Urinary tract infections caused by extended spectrum β-lactamase (ESBL) producing Escherichia coli and Klebsiella pneumoniae
Emerging antibiotic resistance due to extended spectrum β-lactamase (ESBL) production limited the use of β-lactam antibiotics against Escherichia coli and Klebsiella pneumoniae. This observational study was conducted at the Microbiology department of the Children’s Hospital, Lahore Pakistan, from June, 2009 to November, 2010 to determine the frequency and antimicrobial resistance of ESBL producing E. coli and K. pneumoniae. A total of 13638 urine samples were processed for culture and antimicrobial sensitivity testing. E. coli and K. pneumoniae were identified using API 20E. A double disk synergy test (DDST) was performed to determine ESBL production. ESBL production was detected in 312 (57.4%) E. coli and 386 (71.7%) K. pneumoniae. A multidrug resistance pattern was seen in ESBL producing E. coli and Klebsiella pneumoniae.

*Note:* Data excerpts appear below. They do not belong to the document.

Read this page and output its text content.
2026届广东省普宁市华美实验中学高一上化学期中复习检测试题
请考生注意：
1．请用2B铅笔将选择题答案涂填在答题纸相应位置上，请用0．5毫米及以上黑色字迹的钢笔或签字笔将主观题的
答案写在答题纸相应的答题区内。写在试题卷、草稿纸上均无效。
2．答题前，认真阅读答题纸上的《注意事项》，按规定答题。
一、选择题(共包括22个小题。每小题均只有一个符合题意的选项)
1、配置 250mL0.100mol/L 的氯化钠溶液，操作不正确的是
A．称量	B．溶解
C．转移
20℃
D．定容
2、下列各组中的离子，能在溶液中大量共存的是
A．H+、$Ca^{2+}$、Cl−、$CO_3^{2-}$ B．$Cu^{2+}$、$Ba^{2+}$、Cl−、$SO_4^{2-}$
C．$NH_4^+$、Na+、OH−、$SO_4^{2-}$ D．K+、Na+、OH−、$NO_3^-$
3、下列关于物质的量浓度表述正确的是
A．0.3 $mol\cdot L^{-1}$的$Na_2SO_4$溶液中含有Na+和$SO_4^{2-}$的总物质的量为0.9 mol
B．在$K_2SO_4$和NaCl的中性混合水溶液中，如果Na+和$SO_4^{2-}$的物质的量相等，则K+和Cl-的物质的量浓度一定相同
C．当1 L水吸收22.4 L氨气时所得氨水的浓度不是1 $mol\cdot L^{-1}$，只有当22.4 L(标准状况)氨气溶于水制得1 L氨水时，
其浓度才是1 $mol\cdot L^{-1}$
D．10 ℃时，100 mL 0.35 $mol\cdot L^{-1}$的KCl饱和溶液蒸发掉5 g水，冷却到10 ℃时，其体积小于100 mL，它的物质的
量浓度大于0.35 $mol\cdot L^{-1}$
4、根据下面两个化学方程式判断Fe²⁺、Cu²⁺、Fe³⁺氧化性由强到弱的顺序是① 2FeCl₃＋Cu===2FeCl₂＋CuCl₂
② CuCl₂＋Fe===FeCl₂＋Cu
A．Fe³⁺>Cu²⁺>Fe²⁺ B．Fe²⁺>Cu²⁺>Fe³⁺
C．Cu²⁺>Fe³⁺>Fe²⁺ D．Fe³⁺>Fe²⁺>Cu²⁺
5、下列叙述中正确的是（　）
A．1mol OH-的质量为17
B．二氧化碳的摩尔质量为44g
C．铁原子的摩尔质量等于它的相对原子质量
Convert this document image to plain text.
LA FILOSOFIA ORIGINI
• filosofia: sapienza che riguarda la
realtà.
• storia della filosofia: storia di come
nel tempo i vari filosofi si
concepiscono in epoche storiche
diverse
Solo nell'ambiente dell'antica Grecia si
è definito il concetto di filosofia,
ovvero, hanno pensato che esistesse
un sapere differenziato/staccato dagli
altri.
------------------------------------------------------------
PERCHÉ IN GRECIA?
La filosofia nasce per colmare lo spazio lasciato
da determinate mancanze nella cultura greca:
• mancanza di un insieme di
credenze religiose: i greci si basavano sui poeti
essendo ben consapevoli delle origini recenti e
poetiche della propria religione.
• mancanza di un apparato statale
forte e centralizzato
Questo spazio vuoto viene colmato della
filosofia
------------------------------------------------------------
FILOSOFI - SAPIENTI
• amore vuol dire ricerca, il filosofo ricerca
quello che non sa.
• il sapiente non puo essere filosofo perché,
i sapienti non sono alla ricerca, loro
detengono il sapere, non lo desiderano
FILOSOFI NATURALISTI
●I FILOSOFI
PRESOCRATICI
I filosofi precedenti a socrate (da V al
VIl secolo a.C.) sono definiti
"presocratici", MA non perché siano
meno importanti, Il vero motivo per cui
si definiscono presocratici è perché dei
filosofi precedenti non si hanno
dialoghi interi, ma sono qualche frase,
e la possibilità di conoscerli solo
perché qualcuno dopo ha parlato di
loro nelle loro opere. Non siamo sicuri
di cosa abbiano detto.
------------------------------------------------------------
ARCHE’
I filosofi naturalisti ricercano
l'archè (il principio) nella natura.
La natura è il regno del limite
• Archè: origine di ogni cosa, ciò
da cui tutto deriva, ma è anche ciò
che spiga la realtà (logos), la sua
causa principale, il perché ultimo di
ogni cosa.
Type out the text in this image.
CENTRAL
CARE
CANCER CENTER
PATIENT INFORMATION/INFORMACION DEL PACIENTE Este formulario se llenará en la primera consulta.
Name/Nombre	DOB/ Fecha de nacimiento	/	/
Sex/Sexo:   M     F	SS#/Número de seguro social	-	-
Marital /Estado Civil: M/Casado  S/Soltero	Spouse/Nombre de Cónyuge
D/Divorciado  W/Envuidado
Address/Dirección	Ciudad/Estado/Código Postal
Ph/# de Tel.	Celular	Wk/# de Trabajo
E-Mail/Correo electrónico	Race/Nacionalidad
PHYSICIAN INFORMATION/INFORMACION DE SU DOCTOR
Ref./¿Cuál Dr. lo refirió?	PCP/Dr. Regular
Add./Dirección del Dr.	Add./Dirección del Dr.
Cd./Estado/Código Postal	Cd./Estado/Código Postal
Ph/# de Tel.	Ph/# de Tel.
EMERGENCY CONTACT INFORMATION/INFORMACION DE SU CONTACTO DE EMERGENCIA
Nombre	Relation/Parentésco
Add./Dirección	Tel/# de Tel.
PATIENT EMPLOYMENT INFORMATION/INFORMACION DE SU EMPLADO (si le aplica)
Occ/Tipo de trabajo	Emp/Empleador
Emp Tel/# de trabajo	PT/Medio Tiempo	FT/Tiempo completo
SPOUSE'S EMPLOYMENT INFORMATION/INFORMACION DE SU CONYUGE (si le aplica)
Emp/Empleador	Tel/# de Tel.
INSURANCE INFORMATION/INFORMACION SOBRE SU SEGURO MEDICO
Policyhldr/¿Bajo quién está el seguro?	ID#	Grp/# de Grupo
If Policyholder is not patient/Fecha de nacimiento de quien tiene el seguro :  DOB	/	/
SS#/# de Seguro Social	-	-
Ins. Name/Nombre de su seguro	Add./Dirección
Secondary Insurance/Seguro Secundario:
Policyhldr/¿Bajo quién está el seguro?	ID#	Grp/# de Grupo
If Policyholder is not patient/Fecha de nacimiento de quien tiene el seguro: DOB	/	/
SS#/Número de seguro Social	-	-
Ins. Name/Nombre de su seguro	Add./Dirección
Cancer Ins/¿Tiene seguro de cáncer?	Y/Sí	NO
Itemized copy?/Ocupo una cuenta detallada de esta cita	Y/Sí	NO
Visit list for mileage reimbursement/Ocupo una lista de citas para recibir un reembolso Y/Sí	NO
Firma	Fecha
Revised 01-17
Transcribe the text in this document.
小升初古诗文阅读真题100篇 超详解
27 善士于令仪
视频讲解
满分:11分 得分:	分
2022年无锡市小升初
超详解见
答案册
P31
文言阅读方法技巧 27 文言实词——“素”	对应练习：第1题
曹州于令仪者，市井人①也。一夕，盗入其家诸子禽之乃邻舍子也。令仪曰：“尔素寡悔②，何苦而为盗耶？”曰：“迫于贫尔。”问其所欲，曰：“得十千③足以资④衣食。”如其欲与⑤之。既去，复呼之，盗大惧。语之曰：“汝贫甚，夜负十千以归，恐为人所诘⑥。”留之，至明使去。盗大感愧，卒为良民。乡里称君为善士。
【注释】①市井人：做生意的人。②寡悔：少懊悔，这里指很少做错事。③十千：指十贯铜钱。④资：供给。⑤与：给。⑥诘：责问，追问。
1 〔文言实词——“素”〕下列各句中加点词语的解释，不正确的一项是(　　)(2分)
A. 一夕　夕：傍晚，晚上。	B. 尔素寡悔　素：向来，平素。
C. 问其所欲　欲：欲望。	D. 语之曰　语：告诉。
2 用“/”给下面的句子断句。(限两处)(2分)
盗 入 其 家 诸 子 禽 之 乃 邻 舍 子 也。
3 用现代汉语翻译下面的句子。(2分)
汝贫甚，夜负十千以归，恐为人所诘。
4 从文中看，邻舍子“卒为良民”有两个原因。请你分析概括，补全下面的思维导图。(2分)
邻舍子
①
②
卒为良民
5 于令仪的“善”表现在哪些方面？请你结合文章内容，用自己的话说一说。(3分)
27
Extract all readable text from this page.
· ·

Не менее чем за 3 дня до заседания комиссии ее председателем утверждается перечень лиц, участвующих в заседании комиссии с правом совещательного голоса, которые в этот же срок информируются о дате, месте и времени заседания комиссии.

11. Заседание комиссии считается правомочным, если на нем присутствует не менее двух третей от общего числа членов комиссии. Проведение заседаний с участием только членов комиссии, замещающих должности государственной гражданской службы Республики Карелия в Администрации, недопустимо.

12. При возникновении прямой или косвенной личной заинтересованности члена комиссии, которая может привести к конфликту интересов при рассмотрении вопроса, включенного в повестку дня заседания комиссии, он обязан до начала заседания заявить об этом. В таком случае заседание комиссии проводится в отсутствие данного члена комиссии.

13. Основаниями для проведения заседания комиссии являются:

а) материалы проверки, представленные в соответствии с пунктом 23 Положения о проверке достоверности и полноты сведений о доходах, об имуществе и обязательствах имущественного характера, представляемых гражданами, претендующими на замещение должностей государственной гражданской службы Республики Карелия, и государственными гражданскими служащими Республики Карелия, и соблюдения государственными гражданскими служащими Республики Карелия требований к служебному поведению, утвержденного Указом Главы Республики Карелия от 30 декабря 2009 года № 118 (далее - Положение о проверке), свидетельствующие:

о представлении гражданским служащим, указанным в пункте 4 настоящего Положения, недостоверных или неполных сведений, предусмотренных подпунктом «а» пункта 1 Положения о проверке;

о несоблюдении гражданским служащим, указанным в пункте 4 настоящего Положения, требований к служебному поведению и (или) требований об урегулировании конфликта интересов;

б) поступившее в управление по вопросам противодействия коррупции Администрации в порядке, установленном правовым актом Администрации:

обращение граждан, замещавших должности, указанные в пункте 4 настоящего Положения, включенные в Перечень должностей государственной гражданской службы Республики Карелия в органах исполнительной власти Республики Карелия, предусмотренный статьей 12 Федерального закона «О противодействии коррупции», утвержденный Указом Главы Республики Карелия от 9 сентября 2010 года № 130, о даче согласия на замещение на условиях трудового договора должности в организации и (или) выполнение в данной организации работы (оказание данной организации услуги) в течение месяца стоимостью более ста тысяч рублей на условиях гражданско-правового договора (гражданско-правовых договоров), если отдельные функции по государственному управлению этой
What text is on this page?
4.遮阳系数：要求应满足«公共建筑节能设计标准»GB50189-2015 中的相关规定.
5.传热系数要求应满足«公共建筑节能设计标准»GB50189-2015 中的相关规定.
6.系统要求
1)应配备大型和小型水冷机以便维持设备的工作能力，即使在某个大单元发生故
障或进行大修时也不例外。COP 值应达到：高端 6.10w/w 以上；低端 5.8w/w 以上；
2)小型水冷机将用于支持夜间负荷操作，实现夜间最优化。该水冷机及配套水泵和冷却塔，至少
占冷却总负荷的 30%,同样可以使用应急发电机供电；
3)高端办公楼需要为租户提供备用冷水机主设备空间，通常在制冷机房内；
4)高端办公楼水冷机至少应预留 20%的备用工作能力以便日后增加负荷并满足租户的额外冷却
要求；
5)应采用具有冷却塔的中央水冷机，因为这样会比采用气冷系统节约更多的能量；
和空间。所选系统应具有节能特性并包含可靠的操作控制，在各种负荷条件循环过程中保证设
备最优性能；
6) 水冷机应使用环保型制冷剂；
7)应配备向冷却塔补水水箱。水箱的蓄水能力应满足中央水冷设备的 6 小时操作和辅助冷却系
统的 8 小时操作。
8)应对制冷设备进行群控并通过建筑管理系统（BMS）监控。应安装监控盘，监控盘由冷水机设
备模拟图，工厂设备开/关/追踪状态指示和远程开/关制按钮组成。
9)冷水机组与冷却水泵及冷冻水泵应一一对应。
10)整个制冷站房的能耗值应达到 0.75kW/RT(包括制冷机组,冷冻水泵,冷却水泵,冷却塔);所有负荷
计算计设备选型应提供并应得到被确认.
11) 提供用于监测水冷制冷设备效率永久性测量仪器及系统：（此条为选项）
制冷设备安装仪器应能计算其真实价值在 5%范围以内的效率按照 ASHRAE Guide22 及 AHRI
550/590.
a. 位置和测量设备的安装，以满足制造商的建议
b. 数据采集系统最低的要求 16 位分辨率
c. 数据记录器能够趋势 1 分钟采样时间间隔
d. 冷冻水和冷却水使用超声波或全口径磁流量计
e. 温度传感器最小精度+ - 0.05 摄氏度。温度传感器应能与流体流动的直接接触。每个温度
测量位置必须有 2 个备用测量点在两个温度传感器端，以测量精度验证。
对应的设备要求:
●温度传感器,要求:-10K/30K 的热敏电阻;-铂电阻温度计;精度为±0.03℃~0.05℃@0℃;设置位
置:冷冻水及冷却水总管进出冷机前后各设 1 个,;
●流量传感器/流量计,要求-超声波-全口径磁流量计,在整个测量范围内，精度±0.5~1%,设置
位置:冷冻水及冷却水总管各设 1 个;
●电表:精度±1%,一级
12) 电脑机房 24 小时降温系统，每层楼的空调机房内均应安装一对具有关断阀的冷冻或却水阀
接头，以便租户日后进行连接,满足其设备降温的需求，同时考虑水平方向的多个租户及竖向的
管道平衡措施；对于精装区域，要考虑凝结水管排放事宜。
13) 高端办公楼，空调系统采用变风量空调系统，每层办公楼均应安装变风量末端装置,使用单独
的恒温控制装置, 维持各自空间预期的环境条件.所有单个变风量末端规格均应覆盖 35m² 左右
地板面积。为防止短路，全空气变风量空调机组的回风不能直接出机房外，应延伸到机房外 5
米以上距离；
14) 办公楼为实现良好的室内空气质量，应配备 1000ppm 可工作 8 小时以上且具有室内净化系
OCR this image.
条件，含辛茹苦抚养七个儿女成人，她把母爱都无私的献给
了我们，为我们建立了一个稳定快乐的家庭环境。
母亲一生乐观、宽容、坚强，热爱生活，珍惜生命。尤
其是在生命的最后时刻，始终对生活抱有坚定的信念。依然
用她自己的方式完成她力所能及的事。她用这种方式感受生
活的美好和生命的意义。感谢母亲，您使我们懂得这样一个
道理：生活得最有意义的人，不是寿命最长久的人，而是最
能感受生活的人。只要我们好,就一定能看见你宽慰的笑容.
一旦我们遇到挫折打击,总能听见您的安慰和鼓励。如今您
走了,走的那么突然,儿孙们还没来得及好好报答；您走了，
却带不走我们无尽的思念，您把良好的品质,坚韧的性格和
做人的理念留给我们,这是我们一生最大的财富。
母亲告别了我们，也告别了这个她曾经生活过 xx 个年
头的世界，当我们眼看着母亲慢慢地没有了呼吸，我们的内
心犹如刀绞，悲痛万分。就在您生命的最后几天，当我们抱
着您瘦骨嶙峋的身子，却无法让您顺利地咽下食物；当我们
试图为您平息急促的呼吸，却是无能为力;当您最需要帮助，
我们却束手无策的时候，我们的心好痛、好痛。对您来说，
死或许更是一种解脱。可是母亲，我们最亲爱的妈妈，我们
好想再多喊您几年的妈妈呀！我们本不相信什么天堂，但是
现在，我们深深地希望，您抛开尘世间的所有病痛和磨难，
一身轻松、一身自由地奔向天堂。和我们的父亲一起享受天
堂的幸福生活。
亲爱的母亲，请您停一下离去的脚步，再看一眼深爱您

ESBL producing E. coli showed maximum resistance to cefotaxime (100%), ceftazidime (99.4%) and cefuroxime (93.3%) while minimum resistance was seen with meropenem (1.3%), piperacillin/tazobactam (10.3%) and nitrofurantoin (27.6%). ESBL producing K. pneumoniae showed maximum resistance to ceftazidime (100%), cefotaxime (98.7%) and cefuroxime (98.1%) while minimum resistance was seen with meropenem (3.6%), piperacillin/tazobactam (17.6%), and nitrofurantoin (28.5%). In ESBL producing bacteria, high prevalence of antibacterial resistance of non-β-lactam antibiotics is a serious matter of concern. Monitoring of ESBL production and antimicrobial susceptibility testing are necessary to avoid treatment failure in patients with urinary tract infection (UTI).
Key words: Extended spectrum, beta-lactamases, urinary tract infections, Escherichia coli, Klebsiella pneumoniae.